TLDR: Try: file = open(filename, encoding='cp437')
Why? When one uses:
file = open(filename)
text = file.read()
Python assumes the file uses the same codepage as current environment (cp1252
in case of the opening post) and tries to decode it to its own default UTF-8
. If the file contains characters of values not defined in this codepage (like 0x90) we get UnicodeDecodeError
. Sometimes we don't know the encoding of the file, sometimes the file's encoding may be not handled by Python (like e.g. cp790
), sometimes the file can contain mixed encodings.
If such characters are unneeded, one may decide to replace them by question marks, with:
file = open(filename, errors='replace')
Another workaround is to use:
file = open(filename, errors='ignore')
The characters are then left intact, but other errors will be masked too.

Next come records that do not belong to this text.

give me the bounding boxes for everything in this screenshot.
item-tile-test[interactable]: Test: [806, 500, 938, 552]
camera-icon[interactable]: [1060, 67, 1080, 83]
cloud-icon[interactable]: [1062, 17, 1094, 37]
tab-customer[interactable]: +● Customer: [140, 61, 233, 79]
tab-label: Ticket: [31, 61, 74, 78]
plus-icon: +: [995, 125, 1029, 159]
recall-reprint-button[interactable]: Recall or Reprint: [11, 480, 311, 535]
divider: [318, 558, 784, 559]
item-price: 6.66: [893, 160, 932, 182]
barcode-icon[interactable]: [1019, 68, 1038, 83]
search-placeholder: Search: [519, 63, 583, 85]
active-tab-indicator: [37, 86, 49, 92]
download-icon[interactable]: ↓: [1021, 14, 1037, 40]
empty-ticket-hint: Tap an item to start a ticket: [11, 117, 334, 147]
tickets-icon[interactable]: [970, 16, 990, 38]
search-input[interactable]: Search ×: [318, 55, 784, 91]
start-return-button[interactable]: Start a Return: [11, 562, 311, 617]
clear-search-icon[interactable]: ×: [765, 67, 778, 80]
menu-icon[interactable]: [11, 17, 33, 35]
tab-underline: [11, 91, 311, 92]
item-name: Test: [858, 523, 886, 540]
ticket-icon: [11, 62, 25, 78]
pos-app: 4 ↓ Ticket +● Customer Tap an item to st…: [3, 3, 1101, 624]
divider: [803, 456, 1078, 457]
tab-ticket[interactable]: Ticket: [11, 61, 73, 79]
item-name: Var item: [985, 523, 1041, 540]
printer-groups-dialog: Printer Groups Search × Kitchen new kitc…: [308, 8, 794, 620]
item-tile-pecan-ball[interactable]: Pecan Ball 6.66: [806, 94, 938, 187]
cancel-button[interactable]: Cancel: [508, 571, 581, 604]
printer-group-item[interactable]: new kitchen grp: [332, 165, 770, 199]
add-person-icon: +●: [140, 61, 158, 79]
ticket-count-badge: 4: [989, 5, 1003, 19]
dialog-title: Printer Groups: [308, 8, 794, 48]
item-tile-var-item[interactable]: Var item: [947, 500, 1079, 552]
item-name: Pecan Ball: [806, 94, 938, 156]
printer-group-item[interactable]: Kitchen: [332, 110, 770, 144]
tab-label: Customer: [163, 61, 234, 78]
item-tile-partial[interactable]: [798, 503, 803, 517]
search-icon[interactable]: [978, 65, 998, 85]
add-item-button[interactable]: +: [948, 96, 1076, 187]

A very good solution is to specify the encoding, yet not any encoding (like cp1252
), but the one which maps every single-byte value (0..255) to a character (like cp437
or latin1
):
file = open(filename, encoding='cp437')
Codepage 437 is just an example. It is the original DOS encoding. All codes are mapped, so there are no errors while reading the file, no errors are masked out, the characters are preserved (not quite left intact but still distinguishable) and one can check their ord() values.
Please note that this advice is just a quick workaround for a nasty problem. Proper solution is to use binary mode, although it is not so quick.